29 Jan 2015

New crime scene tool unveiled

6:16 pm on 29 January 2015

Forensic scientists have unveiled a cutting edge 3D scanner which will give jurors a new insight into crime scenes.

Environmental and Scientific Research (ESR) has two new $60,000 laser scanners which can map crime scenes by capturing millions of measurements in seconds.

ESR forensic scientist Jason Barr demonstrated the scanner in a bedroom with blood-splattered walls riddled with bullet holes - a mockup of a typical crime scene at ESR's site at Mt Albert in Auckland.

3D image taken with the new ESR Crime Scene Laser Scanne

3D image taken with the new ESR Crime Scene Laser Scanner Photo: ESR

He said it revolutionised crime scene investigations.

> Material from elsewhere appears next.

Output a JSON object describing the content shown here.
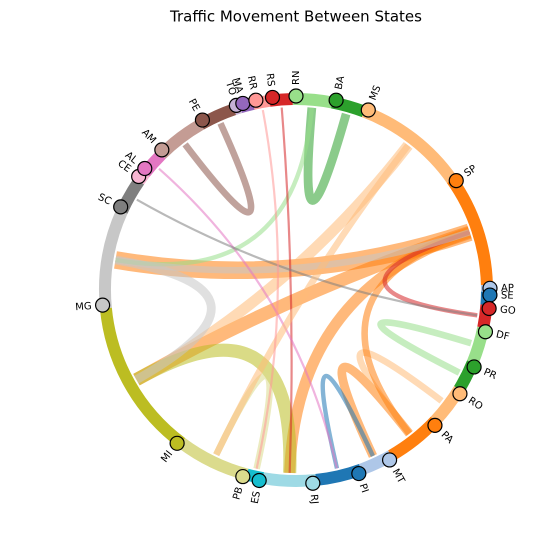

"Previously, you were unable to turn up to a crime scene and measure every single thing in a crime scene. What this devise allows us to do is it allows us to take every single measurement from every surface, every height and later be able to analyse that data in 3D back in the laboratory for reconstruction purposes and investigative purposes."

The German-made scanner expands on ESR's existing suite of 3D capture technology and will mean the government's forensic scientists will provide better national coverage of crime scenes with faster response times.

The scanner has a touch screen interface and is able to measure at speeds of up to 976,000 points per second up to a range of 130 metres.

The data is converted into a 3D video made up of millions of measurements recorded.

ESR's investigators will use the scanner to accurately measure the position, size and orientation of evidence such as firearm trajectories or blood patterns in crime scenes.

ESR Forensic Programme Manager Dr Jill Vintiner said 3D images were presented at five High Court trials last year.

She said the technology made it easier for juries to visualise the crime scene.

"It effectively replaces what used to be the photobook," she said.

"Rather than, for example, a juror being asked to turn to page 63 looking at photograph B and then thumbing through several pages to get to that, instead they're looking at at screen and there is then the ability to highlight certain items."

Dr Vintiner said New Zealand had worked closely with lawyers, police and the Justice Department to become a world leader at getting the technology into the courtroom, and more and more crime scenes would be recorded in 3D and used at trials.

"This is a huge step. The real positives this technology brings is particularly around blood stains and firearm trajectories. So really at the moment that's the kind of crime scene we're focussing more on but it also brings a much quicker way to record a scene so whether or not we use it at all scenes I'm unsure but I expect it will be at the majority of scenes."